Isaac Hopkins Bronson ( born October 16, 1802 in Rutland, New York, † August 13, 1855 in Palatka, Florida) was an American lawyer and politician. Between 1837 and 1839 he represented the State of New York in the U.S. House of Representatives; later he became a federal judge.

Career

Isaac Hopkins Bronson was born in the beginning of the 19th century in Rutland. He attended public schools. Then he studied law. His admission to the bar he received in 1822 and then began in Watertown in Jefferson County to practice. Politically, he was a member of the Democratic Party.

In the congressional elections of 1836 for the 25th Congress Bronson was in the 18th electoral district of New York in the U.S. House of Representatives in Washington DC chosen, where he became the successor of Daniel Wardwell on March 4, 1837. In 1838 he suffered in his re-election bid a defeat and retired after March 3, 1839, from the Congress of. As a Congressman he had presided over the Committee on Territories.

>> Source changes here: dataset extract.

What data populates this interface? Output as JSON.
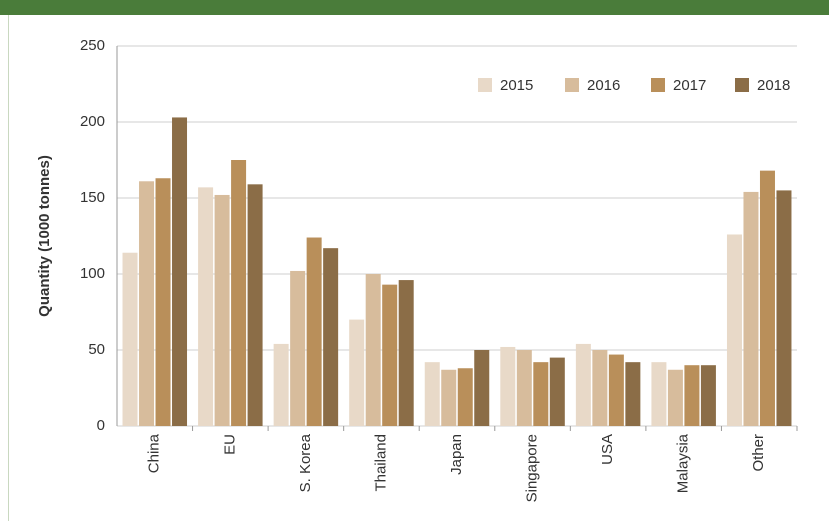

On April 18, 1838, he was appointed as a judge in the fifth judicial district of New York. He moved to St. Augustine in Florida and a few years later from there to Palatka in Putnam County. They appointed him on March 14, 1840 to a federal judgeship for the Eastern District of Florida. After recording of Florida as a state in the United States in 1845 he was unanimously elected Judge for the Eastern District. On August 8, 1846, he was appointed judge at the Federal District Court for the District of Florida. When the State was then divided later, he received the office of judge in the Northern District - a position which he held until his death in Palatka. He died on August 13, 1855, was buried in the Episcopal Church Cemetery.